Your provider will perform the NCS and EMG for the same patient … usually. “Most insurance companies also require that [NCS and EMG] be performed together except in select situations,” relays Winter.

Remember: CPT® forbids you from reporting 95905 (Motor and/or sensory nerve conduction, using preconfigured electrode array[s], amplitude and latency/velocity study, each limb, includes F-wave study when performed, with interpretation and report) with 95885 and 95886. You would report 95905 when the provider uses pre-configured electrode arrays rather than the individually placed stimulating electrodes, which are more commonly used by neurologists in nerve conduction studies.

Q: What types of patients would see a physician for an EDX?

According to Winter, EDX testing could be indicated for the following scenarios in a pain management practice:

  • Focal neuropathies, entrapment neuropathies, or compressive lesions/syndromes such as carpal tunnel syndrome, ulnar neuropathies, or root lesions, for localization
  • Symptom-based presentations such as “pain in limb,” weakness, disturbance of skin sensation, or “paresthesia” when appropriate pre-test evaluations are inconclusive and the clinical assessment unequivocally supports the need for the study
  • Cervical or lumbosacral radiculopathy
  • Idiopathic, traumatic, inflammatory, or infiltrative plexopathy
  • Myopathy, including polymyositis and dermatomyositis, myotonic disorders, and congenital myopathies.
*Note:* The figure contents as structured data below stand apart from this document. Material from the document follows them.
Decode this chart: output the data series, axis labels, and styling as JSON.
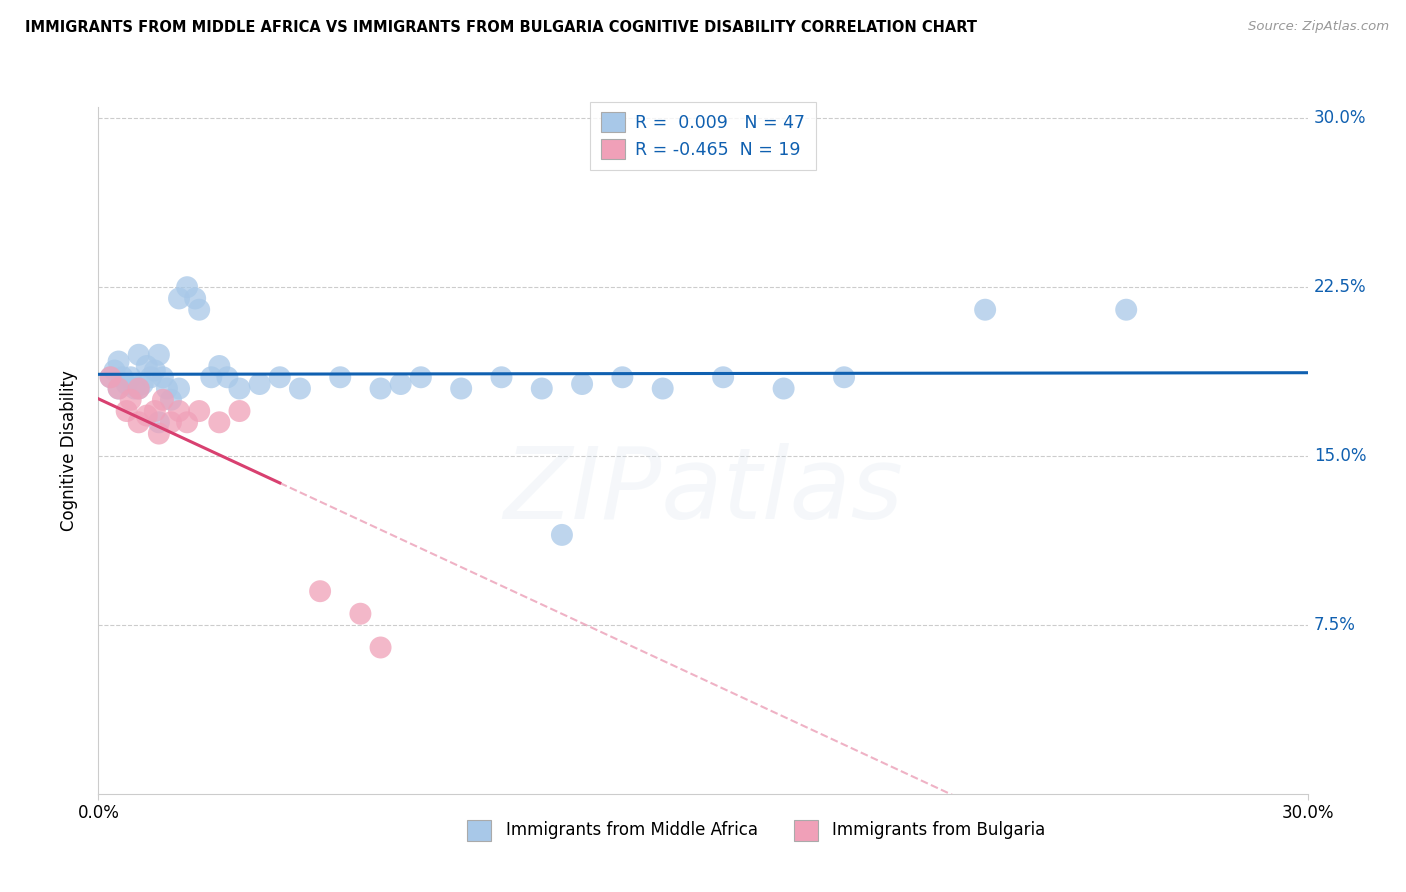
{
  "title": "IMMIGRANTS FROM MIDDLE AFRICA VS IMMIGRANTS FROM BULGARIA COGNITIVE DISABILITY CORRELATION CHART",
  "source": "Source: ZipAtlas.com",
  "ylabel": "Cognitive Disability",
  "xlim": [
    0.0,
    30.0
  ],
  "ylim": [
    0.0,
    30.5
  ],
  "yticks": [
    7.5,
    15.0,
    22.5,
    30.0
  ],
  "ytick_labels": [
    "7.5%",
    "15.0%",
    "22.5%",
    "30.0%"
  ],
  "series1_label": "Immigrants from Middle Africa",
  "series2_label": "Immigrants from Bulgaria",
  "R1": 0.009,
  "N1": 47,
  "R2": -0.465,
  "N2": 19,
  "color1": "#a8c8e8",
  "color2": "#f0a0b8",
  "line_color1": "#1060b0",
  "line_color2": "#d84070",
  "background": "#ffffff",
  "blue_points": [
    [
      0.3,
      18.5
    ],
    [
      0.4,
      18.8
    ],
    [
      0.5,
      19.2
    ],
    [
      0.5,
      18.0
    ],
    [
      0.6,
      18.5
    ],
    [
      0.7,
      18.2
    ],
    [
      0.8,
      18.5
    ],
    [
      0.9,
      18.0
    ],
    [
      1.0,
      19.5
    ],
    [
      1.0,
      18.0
    ],
    [
      1.1,
      18.2
    ],
    [
      1.2,
      19.0
    ],
    [
      1.3,
      18.5
    ],
    [
      1.4,
      18.8
    ],
    [
      1.5,
      19.5
    ],
    [
      1.6,
      18.5
    ],
    [
      1.7,
      18.0
    ],
    [
      1.8,
      17.5
    ],
    [
      2.0,
      18.0
    ],
    [
      2.0,
      22.0
    ],
    [
      2.2,
      22.5
    ],
    [
      2.4,
      22.0
    ],
    [
      2.5,
      21.5
    ],
    [
      2.8,
      18.5
    ],
    [
      3.0,
      19.0
    ],
    [
      3.2,
      18.5
    ],
    [
      3.5,
      18.0
    ],
    [
      4.0,
      18.2
    ],
    [
      4.5,
      18.5
    ],
    [
      5.0,
      18.0
    ],
    [
      6.0,
      18.5
    ],
    [
      7.0,
      18.0
    ],
    [
      7.5,
      18.2
    ],
    [
      8.0,
      18.5
    ],
    [
      9.0,
      18.0
    ],
    [
      10.0,
      18.5
    ],
    [
      11.0,
      18.0
    ],
    [
      12.0,
      18.2
    ],
    [
      13.0,
      18.5
    ],
    [
      14.0,
      18.0
    ],
    [
      15.5,
      18.5
    ],
    [
      17.0,
      18.0
    ],
    [
      18.5,
      18.5
    ],
    [
      22.0,
      21.5
    ],
    [
      25.5,
      21.5
    ],
    [
      1.5,
      16.5
    ],
    [
      11.5,
      11.5
    ]
  ],
  "pink_points": [
    [
      0.3,
      18.5
    ],
    [
      0.5,
      18.0
    ],
    [
      0.7,
      17.0
    ],
    [
      0.8,
      17.5
    ],
    [
      1.0,
      16.5
    ],
    [
      1.0,
      18.0
    ],
    [
      1.2,
      16.8
    ],
    [
      1.4,
      17.0
    ],
    [
      1.5,
      16.0
    ],
    [
      1.6,
      17.5
    ],
    [
      1.8,
      16.5
    ],
    [
      2.0,
      17.0
    ],
    [
      2.2,
      16.5
    ],
    [
      2.5,
      17.0
    ],
    [
      3.0,
      16.5
    ],
    [
      3.5,
      17.0
    ],
    [
      5.5,
      9.0
    ],
    [
      7.0,
      6.5
    ],
    [
      6.5,
      8.0
    ]
  ],
  "pink_line_solid_end": 4.5,
  "watermark_text": "ZIPatlas",
  "watermark_fontsize": 72,
  "watermark_alpha": 0.18
}
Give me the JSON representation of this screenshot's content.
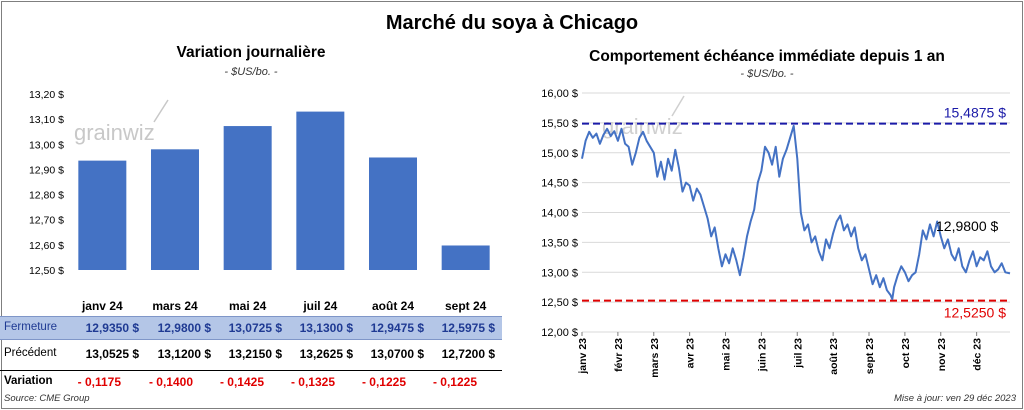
{
  "title": "Marché du soya à Chicago",
  "watermark": "grainwiz",
  "chart_data": [
    {
      "type": "bar",
      "title": "Variation journalière",
      "unit": "- $US/bo. -",
      "categories": [
        "janv 24",
        "mars 24",
        "mai 24",
        "juil 24",
        "août 24",
        "sept 24"
      ],
      "values": [
        12.935,
        12.98,
        13.0725,
        13.13,
        12.9475,
        12.5975
      ],
      "ylim": [
        12.5,
        13.2
      ],
      "yticks": [
        "12,50 $",
        "12,60 $",
        "12,70 $",
        "12,80 $",
        "12,90 $",
        "13,00 $",
        "13,10 $",
        "13,20 $"
      ],
      "color": "#4472c4"
    },
    {
      "type": "line",
      "title": "Comportement échéance immédiate depuis 1 an",
      "unit": "- $US/bo. -",
      "ylim": [
        12.0,
        16.0
      ],
      "yticks": [
        "12,00 $",
        "12,50 $",
        "13,00 $",
        "13,50 $",
        "14,00 $",
        "14,50 $",
        "15,00 $",
        "15,50 $",
        "16,00 $"
      ],
      "xticks": [
        "janv 23",
        "févr 23",
        "mars 23",
        "avr 23",
        "mai 23",
        "juin 23",
        "juil 23",
        "août 23",
        "sept 23",
        "oct 23",
        "nov 23",
        "déc 23"
      ],
      "x_range_months": [
        0,
        11.93
      ],
      "series": [
        {
          "color": "#4472c4",
          "points": [
            [
              0.0,
              14.9
            ],
            [
              0.1,
              15.2
            ],
            [
              0.2,
              15.35
            ],
            [
              0.3,
              15.25
            ],
            [
              0.4,
              15.32
            ],
            [
              0.5,
              15.15
            ],
            [
              0.6,
              15.3
            ],
            [
              0.7,
              15.4
            ],
            [
              0.8,
              15.28
            ],
            [
              0.9,
              15.36
            ],
            [
              1.0,
              15.2
            ],
            [
              1.1,
              15.4
            ],
            [
              1.2,
              15.15
            ],
            [
              1.3,
              15.1
            ],
            [
              1.4,
              14.8
            ],
            [
              1.5,
              15.0
            ],
            [
              1.6,
              15.25
            ],
            [
              1.7,
              15.35
            ],
            [
              1.8,
              15.2
            ],
            [
              1.9,
              15.1
            ],
            [
              2.0,
              15.0
            ],
            [
              2.1,
              14.6
            ],
            [
              2.2,
              14.85
            ],
            [
              2.3,
              14.55
            ],
            [
              2.4,
              14.9
            ],
            [
              2.5,
              14.7
            ],
            [
              2.6,
              15.05
            ],
            [
              2.7,
              14.75
            ],
            [
              2.8,
              14.35
            ],
            [
              2.9,
              14.5
            ],
            [
              3.0,
              14.45
            ],
            [
              3.1,
              14.2
            ],
            [
              3.2,
              14.4
            ],
            [
              3.3,
              14.3
            ],
            [
              3.4,
              14.1
            ],
            [
              3.5,
              13.9
            ],
            [
              3.6,
              13.6
            ],
            [
              3.7,
              13.75
            ],
            [
              3.8,
              13.4
            ],
            [
              3.9,
              13.1
            ],
            [
              4.0,
              13.3
            ],
            [
              4.1,
              13.15
            ],
            [
              4.2,
              13.4
            ],
            [
              4.3,
              13.2
            ],
            [
              4.4,
              12.95
            ],
            [
              4.5,
              13.25
            ],
            [
              4.6,
              13.6
            ],
            [
              4.7,
              13.85
            ],
            [
              4.8,
              14.05
            ],
            [
              4.9,
              14.5
            ],
            [
              5.0,
              14.7
            ],
            [
              5.1,
              15.1
            ],
            [
              5.2,
              15.0
            ],
            [
              5.3,
              14.8
            ],
            [
              5.4,
              15.1
            ],
            [
              5.5,
              14.6
            ],
            [
              5.6,
              14.9
            ],
            [
              5.7,
              15.05
            ],
            [
              5.8,
              15.25
            ],
            [
              5.9,
              15.45
            ],
            [
              6.0,
              14.9
            ],
            [
              6.1,
              14.0
            ],
            [
              6.2,
              13.7
            ],
            [
              6.3,
              13.8
            ],
            [
              6.4,
              13.5
            ],
            [
              6.5,
              13.6
            ],
            [
              6.6,
              13.35
            ],
            [
              6.7,
              13.2
            ],
            [
              6.8,
              13.55
            ],
            [
              6.9,
              13.4
            ],
            [
              7.0,
              13.65
            ],
            [
              7.1,
              13.85
            ],
            [
              7.2,
              13.95
            ],
            [
              7.3,
              13.7
            ],
            [
              7.4,
              13.8
            ],
            [
              7.5,
              13.6
            ],
            [
              7.6,
              13.75
            ],
            [
              7.7,
              13.4
            ],
            [
              7.8,
              13.2
            ],
            [
              7.9,
              13.3
            ],
            [
              8.0,
              13.05
            ],
            [
              8.1,
              12.8
            ],
            [
              8.2,
              12.95
            ],
            [
              8.3,
              12.75
            ],
            [
              8.4,
              12.9
            ],
            [
              8.5,
              12.7
            ],
            [
              8.6,
              12.62
            ],
            [
              8.65,
              12.55
            ],
            [
              8.7,
              12.75
            ],
            [
              8.8,
              12.95
            ],
            [
              8.9,
              13.1
            ],
            [
              9.0,
              13.0
            ],
            [
              9.1,
              12.85
            ],
            [
              9.2,
              12.95
            ],
            [
              9.3,
              13.0
            ],
            [
              9.4,
              13.3
            ],
            [
              9.5,
              13.7
            ],
            [
              9.6,
              13.55
            ],
            [
              9.7,
              13.8
            ],
            [
              9.8,
              13.6
            ],
            [
              9.9,
              13.85
            ],
            [
              10.0,
              13.6
            ],
            [
              10.1,
              13.4
            ],
            [
              10.2,
              13.55
            ],
            [
              10.3,
              13.3
            ],
            [
              10.4,
              13.2
            ],
            [
              10.5,
              13.4
            ],
            [
              10.6,
              13.1
            ],
            [
              10.7,
              13.0
            ],
            [
              10.8,
              13.2
            ],
            [
              10.9,
              13.35
            ],
            [
              11.0,
              13.1
            ],
            [
              11.1,
              13.25
            ],
            [
              11.2,
              13.2
            ],
            [
              11.3,
              13.35
            ],
            [
              11.4,
              13.1
            ],
            [
              11.5,
              13.0
            ],
            [
              11.6,
              13.05
            ],
            [
              11.7,
              13.15
            ],
            [
              11.8,
              13.0
            ],
            [
              11.93,
              12.98
            ]
          ]
        }
      ],
      "ref_high": {
        "value": 15.4875,
        "label": "15,4875 $",
        "color": "#1a1aa8"
      },
      "ref_low": {
        "value": 12.525,
        "label": "12,5250 $",
        "color": "#e00000"
      },
      "last_label": {
        "value": 12.98,
        "label": "12,9800 $"
      }
    }
  ],
  "table": {
    "rows": [
      {
        "label": "Fermeture",
        "values": [
          "12,9350  $",
          "12,9800  $",
          "13,0725  $",
          "13,1300  $",
          "12,9475  $",
          "12,5975  $"
        ]
      },
      {
        "label": "Précédent",
        "values": [
          "13,0525  $",
          "13,1200  $",
          "13,2150  $",
          "13,2625  $",
          "13,0700  $",
          "12,7200  $"
        ]
      },
      {
        "label": "Variation",
        "values": [
          "- 0,1175",
          "- 0,1400",
          "- 0,1425",
          "- 0,1325",
          "- 0,1225",
          "- 0,1225"
        ]
      }
    ]
  },
  "footer": {
    "source": "Source: CME Group",
    "update": "Mise à jour: ven 29 déc 2023"
  }
}
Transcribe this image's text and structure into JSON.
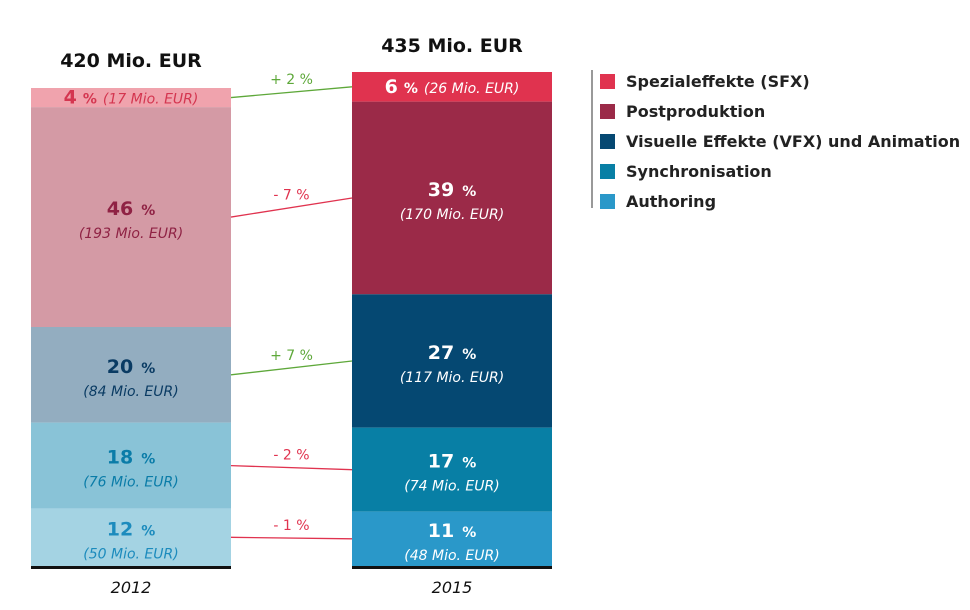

“Remember, this is just a list of situations in which an EDX might be necessary,” Winter reminds. The above list is not exhaustive, and you need to consider each encounter separately.

Q: Who notes the number of studies conducted on the encounter form: coder or provider?

A: “I have seen and heard of it being done both ways. It wouldn’t be incorrect to do it either way,” reports Winter.  However, coders should always be familiar with how to appropriately count the number of nerves tested from the NCS report and use Appendix J (in the CPT® book) appropriately. 

“Miscounting nerves and not interpreting Appendix J correctly is one of the biggest reasons that denials are seen for NCS testing. Often coders in smaller facilities are also responsible for the management and appeal of denials and it is important for everyone to understand how to appropriately bill for NCS testing and to deal with denials and appeals when appropriate,” Winter says.

Q: Could you provide an example in which the physician provides a full EDX for a patient?

A 45-year-old female has a five-month history of frequent awakening at night due to right hand and forearm pain (M79.641, M79.631). Prolonged typing also causes distal right upper extremity numbness (R20.0), tingling (R20.2), and pain, and she sometimes drops things out of the right hand. 

Physical examination reveals numbness of the palmar aspects of the right index and middle fingers and a questionable Tinel’s sign over the right median nerve at the carpal tunnel. The physician performed three motor and four sensory nerve conduction studies (95910). Right median sensory nerve conduction is slowed across the carpal tunnel. Needle electromyography examination (95885) of a thenar muscle innervated by the median nerve of the symptomatic limb is indicated, along with an ulnar and radial-innervated muscle to confirm the diagnosis of median neuropathy at the right wrist (G56.01), evaluate severity, and rule out more widespread pathology.

Q: Are these tests usually performed in-office or off-site?

A: EDX testing is most often performed in a physicians’ office, reports Winter. “However, there are instances where testing is performed in an outpatient hospital setting. In these instances, modifier 26 [Professional component] would be used” on the EDX codes, Winter says.